Meskipun infeksi virus dan bakteri adalah penyebab umum ISPA, Dewi Anita menekankan bahwa polusi udara akibat pembakaran sampah ilegal menjadi faktor pemicu utama peningkatan kasus. "Penyebab utama kasus ISPA di Sindang Jaya disebabkan oleh infeksi virus dan bakteri yang dapat menular," katanya.

Namun, ia menambahkan bahwa "pembakaran sampah oleh lapak limbah itu menyebabkan polusi udara sehingga hal itu menjadi penyebab terjadinya peningkatan kasus kesehatan pada saluran nafas masyarakat." Kondisi ini diperparah dengan keberadaan lapak limbah ilegal yang terus beroperasi.

Aktivitas pembakaran sampah oleh lapak limbah ilegal tidak hanya menyebabkan ISPA, tetapi juga menimbulkan ancaman lingkungan jangka panjang. Abu sisa pembakaran diketahui mengandung logam berat berbahaya.

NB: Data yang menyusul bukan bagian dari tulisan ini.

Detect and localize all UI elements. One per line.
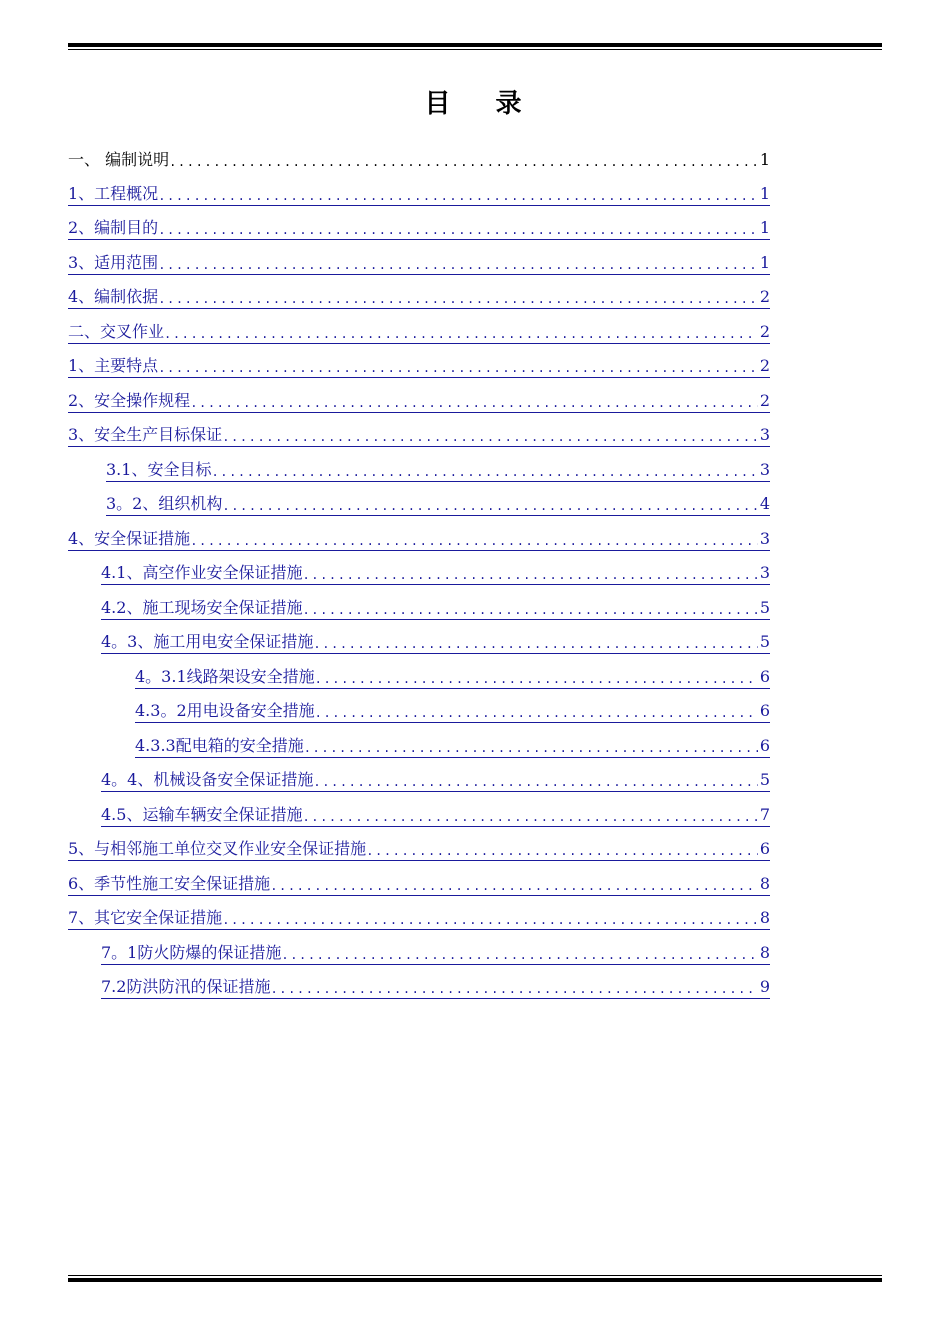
toc-item-label: 4.3.3配电箱的安全措施 xyxy=(135,735,304,755)
toc-item-page: 6 xyxy=(759,666,770,686)
toc-item[interactable] xyxy=(68,626,770,661)
toc-link[interactable] xyxy=(135,736,770,758)
toc-dot-leader xyxy=(270,878,758,894)
toc-item-page: 1 xyxy=(759,252,770,272)
toc-dot-leader xyxy=(190,533,758,549)
toc-dot-leader xyxy=(164,326,758,342)
toc-item-page: 8 xyxy=(759,873,770,893)
toc-item-label: 3、适用范围 xyxy=(68,252,159,272)
toc-dot-leader xyxy=(158,360,758,376)
toc-item[interactable] xyxy=(68,212,770,247)
toc-item-page: 3 xyxy=(759,425,770,445)
toc-item-page: 1 xyxy=(759,149,770,169)
toc-item-label: 3。2、组织机构 xyxy=(106,494,223,514)
toc-item-page: 6 xyxy=(759,735,770,755)
header-rule xyxy=(68,43,882,50)
footer-rule xyxy=(68,1275,882,1282)
toc-item-page: 2 xyxy=(759,287,770,307)
toc-dot-leader xyxy=(366,843,758,859)
toc-item-label: 4.1、高空作业安全保证措施 xyxy=(101,563,303,583)
toc-link[interactable] xyxy=(68,425,770,447)
toc-dot-leader xyxy=(304,740,758,756)
toc-link[interactable] xyxy=(135,667,770,689)
toc-item-page: 3 xyxy=(759,528,770,548)
toc-link[interactable] xyxy=(68,184,770,206)
toc-item-label: 3.1、安全目标 xyxy=(106,459,212,479)
toc-item-label: 7、其它安全保证措施 xyxy=(68,908,223,928)
toc-link[interactable] xyxy=(135,701,770,723)
table-of-contents xyxy=(68,143,770,1006)
toc-item-label: 1、工程概况 xyxy=(68,183,159,203)
toc-item[interactable] xyxy=(68,902,770,937)
toc-item-page: 3 xyxy=(759,459,770,479)
toc-item-page: 8 xyxy=(759,908,770,928)
toc-item-page: 3 xyxy=(759,563,770,583)
toc-dot-leader xyxy=(222,912,758,928)
toc-item[interactable] xyxy=(68,695,770,730)
toc-item[interactable] xyxy=(68,385,770,420)
toc-item-label: 4。3.1线路架设安全措施 xyxy=(135,666,315,686)
toc-link[interactable] xyxy=(68,908,770,930)
toc-item-page: 4 xyxy=(759,494,770,514)
toc-link[interactable] xyxy=(68,529,770,551)
toc-item-label: 4、安全保证措施 xyxy=(68,528,191,548)
toc-item-page: 1 xyxy=(759,183,770,203)
toc-dot-leader xyxy=(302,567,757,583)
toc-item[interactable] xyxy=(68,350,770,385)
toc-dot-leader xyxy=(158,188,758,204)
toc-link[interactable] xyxy=(106,460,770,482)
toc-dot-leader xyxy=(302,809,757,825)
toc-item-label: 4。3、施工用电安全保证措施 xyxy=(101,632,314,652)
toc-item[interactable] xyxy=(68,454,770,489)
toc-link[interactable] xyxy=(101,598,770,620)
toc-item-page: 5 xyxy=(759,597,770,617)
toc-dot-leader xyxy=(158,257,758,273)
toc-item[interactable] xyxy=(68,178,770,213)
toc-link[interactable] xyxy=(68,356,770,378)
toc-dot-leader xyxy=(302,602,757,618)
toc-item[interactable] xyxy=(68,143,770,178)
toc-item[interactable] xyxy=(68,868,770,903)
toc-item[interactable] xyxy=(68,937,770,972)
toc-item-page: 9 xyxy=(759,977,770,997)
toc-item[interactable] xyxy=(68,557,770,592)
toc-item-label: 二、交叉作业 xyxy=(68,321,165,341)
toc-item-label: 4.3。2用电设备安全措施 xyxy=(135,701,315,721)
toc-item-label: 7。1防火防爆的保证措施 xyxy=(101,942,282,962)
toc-dot-leader xyxy=(222,429,758,445)
toc-item[interactable] xyxy=(68,523,770,558)
toc-dot-leader xyxy=(313,636,757,652)
toc-link[interactable] xyxy=(101,977,770,999)
toc-link[interactable] xyxy=(68,391,770,413)
toc-dot-leader xyxy=(315,705,758,721)
toc-item-page: 2 xyxy=(759,321,770,341)
toc-item-label: 7.2防洪防汛的保证措施 xyxy=(101,977,271,997)
toc-item[interactable] xyxy=(68,661,770,696)
toc-item-page: 2 xyxy=(759,390,770,410)
toc-dot-leader xyxy=(158,222,758,238)
toc-item[interactable] xyxy=(68,833,770,868)
toc-item-label: 6、季节性施工安全保证措施 xyxy=(68,873,271,893)
toc-item-label: 4.2、施工现场安全保证措施 xyxy=(101,597,303,617)
toc-link[interactable] xyxy=(101,563,770,585)
toc-link[interactable] xyxy=(68,253,770,275)
toc-dot-leader xyxy=(158,291,758,307)
toc-link[interactable] xyxy=(106,494,770,516)
toc-link[interactable] xyxy=(101,770,770,792)
toc-item[interactable] xyxy=(68,488,770,523)
toc-item[interactable] xyxy=(68,316,770,351)
toc-item-label: 1、主要特点 xyxy=(68,356,159,376)
toc-link[interactable] xyxy=(68,874,770,896)
toc-item-label: 2、安全操作规程 xyxy=(68,390,191,410)
toc-dot-leader xyxy=(211,464,757,480)
toc-item[interactable] xyxy=(68,799,770,834)
toc-item-page: 5 xyxy=(759,770,770,790)
toc-item[interactable] xyxy=(68,247,770,282)
toc-item-label: 一、 编制说明 xyxy=(68,149,170,169)
toc-dot-leader xyxy=(313,774,757,790)
toc-dot-leader xyxy=(190,395,758,411)
toc-item[interactable] xyxy=(68,592,770,627)
toc-item[interactable] xyxy=(68,281,770,316)
toc-item-page: 2 xyxy=(759,356,770,376)
toc-link[interactable] xyxy=(68,322,770,344)
toc-item-page: 6 xyxy=(759,839,770,859)
toc-item[interactable] xyxy=(68,971,770,1006)
toc-dot-leader xyxy=(270,981,757,997)
toc-link[interactable] xyxy=(101,805,770,827)
toc-item-page: 5 xyxy=(759,632,770,652)
toc-dot-leader xyxy=(222,498,757,514)
toc-link[interactable] xyxy=(101,943,770,965)
toc-dot-leader xyxy=(281,947,757,963)
toc-item[interactable] xyxy=(68,419,770,454)
toc-link[interactable] xyxy=(101,632,770,654)
toc-item-page: 1 xyxy=(759,218,770,238)
toc-dot-leader xyxy=(169,154,758,170)
toc-item-label: 5、与相邻施工单位交叉作业安全保证措施 xyxy=(68,839,367,859)
toc-item-page: 6 xyxy=(759,701,770,721)
toc-item-page: 7 xyxy=(759,804,770,824)
toc-link[interactable] xyxy=(68,218,770,240)
toc-item-page: 8 xyxy=(759,942,770,962)
toc-item[interactable] xyxy=(68,730,770,765)
toc-item-label: 4。4、机械设备安全保证措施 xyxy=(101,770,314,790)
toc-dot-leader xyxy=(315,671,758,687)
toc-item-label: 4、编制依据 xyxy=(68,287,159,307)
toc-item-label: 2、编制目的 xyxy=(68,218,159,238)
toc-link[interactable] xyxy=(68,839,770,861)
toc-link[interactable] xyxy=(68,287,770,309)
page-title: 目 录 xyxy=(424,89,540,119)
toc-item-label: 4.5、运输车辆安全保证措施 xyxy=(101,804,303,824)
toc-item[interactable] xyxy=(68,764,770,799)
toc-item-label: 3、安全生产目标保证 xyxy=(68,425,223,445)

"Abu sisa pembakaran mengandung logam berat seperti merkuri dan timbal yang bisa mencemari tanah, air, udara dan rantai makanan yang mengancam kesehatan manusia dan hewan dalam jangka panjang," tutur Dewi Anita Etikasari. Kontaminasi ini berpotensi merusak ekosistem dan kesehatan masyarakat secara luas.

Camat Sindang Jaya, Galih Prakosa, mengonfirmasi bahwa keluhan masyarakat terkait asap pembakaran sudah banyak diterima. "Laporan ISPA itu sudah ada. Yang pasti masyarakat kita sudah ada yang terserang ISPA, asap pembakaran sudah luar biasa dan merugikan masyarakat baik yang di perkampungan maupun di perumahan," ujarnya.

Menanggapi krisis kesehatan dan lingkungan ini, Pemerintah Kabupaten Tangerang telah mengambil langkah konkret. Dinas Kesehatan Kabupaten Tangerang berencana melakukan pemeriksaan kesehatan menyeluruh bagi warga yang tinggal di dekat lokasi lapak limbah ilegal.

"Iya kami akan melakukan pemeriksaan kesehatan kepada warga dalam waktu dekat ini," kata Dewi Anita. Koordinasi dengan Puskesmas setempat juga akan dilakukan untuk memvalidasi data warga yang terdampak ISPA.

Sementara itu, Camat Sindang Jaya Galih Prakosa melaporkan bahwa 81 lapak limbah ilegal di wilayahnya telah ditindak tegas. Penindakan ini berupa penutupan dan penyegelan, karena lapak-lapak tersebut melanggar aturan lingkungan dengan melakukan pembakaran sampah secara ilegal.